Im Internet ist Kale nicht gleich Grünkohl

Das im Trend liegende und auf Woodwards Blog gehypte Superfood heißt eben nicht Grünkohl, sondern Kale – also Grünkohl auf Englisch. Obwohl dasselbe Gemüse dahinter steckt, gibt es offensichtlich einen Unterschied zwischen Kale und Grünkohl: Sucht man im Internet nach dem Stichwort Kale, erscheinen Bilder von Salatvariationen.
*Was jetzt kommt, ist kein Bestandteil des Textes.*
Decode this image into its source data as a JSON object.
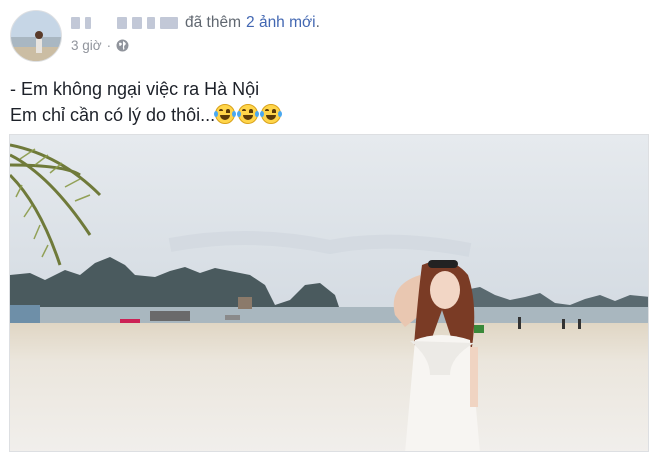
{
  "post": {
    "author_name_obscured": true,
    "action_text": "đã thêm",
    "link_text": "2 ảnh mới",
    "link_suffix": ".",
    "time": "3 giờ",
    "separator": "·",
    "privacy_icon": "globe-icon",
    "text_line_1": "- Em không ngại việc ra Hà Nội",
    "text_line_2": "Em chỉ cần có lý do thôi...",
    "emoji_icon": "tears-of-joy-emoji",
    "emoji_count": 3
  },
  "colors": {
    "link": "#4267b2",
    "meta": "#90949c",
    "text": "#1d2129"
  }
}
Sucht man nach Grünkohl, erscheinen Fotos von grünem Brei neben roter Wurst. Der Hashtag #Kale wurde auf Instagram fast drei Millionen Mal benutzt, beliebteste Bilder: vegane Grünkohl-Wraps und Avocado-Grünkohl-Toasts. Die beliebtesten Bilder unter dem Hashtag #Grünkohl zeigen Mettwurst – ganze 18.000 Mal. 

Zwar ist Grünkohl auch gekocht noch gesund – allerdings soll der Vitamingehalt sinken, außerdem sorgen Wurst oder Speck für einen hohen Fettgehalt.  Liebhaber des norddeutschen Grünkohl-Eintopfes dürfte es bei der Vorstellung, die krausen Kohlblätter roh zu verzehren, kalt den Rücken herunterlaufen. Zahlreiche Startups versuchen daher, den Kohl so zu verarbeiten, dass jeder in die Vorzüge der im Grünkohl enthaltenen Nährstoffe kommen kann, ohne dabei das Gefühl zu haben, rohe Blätter zu essen.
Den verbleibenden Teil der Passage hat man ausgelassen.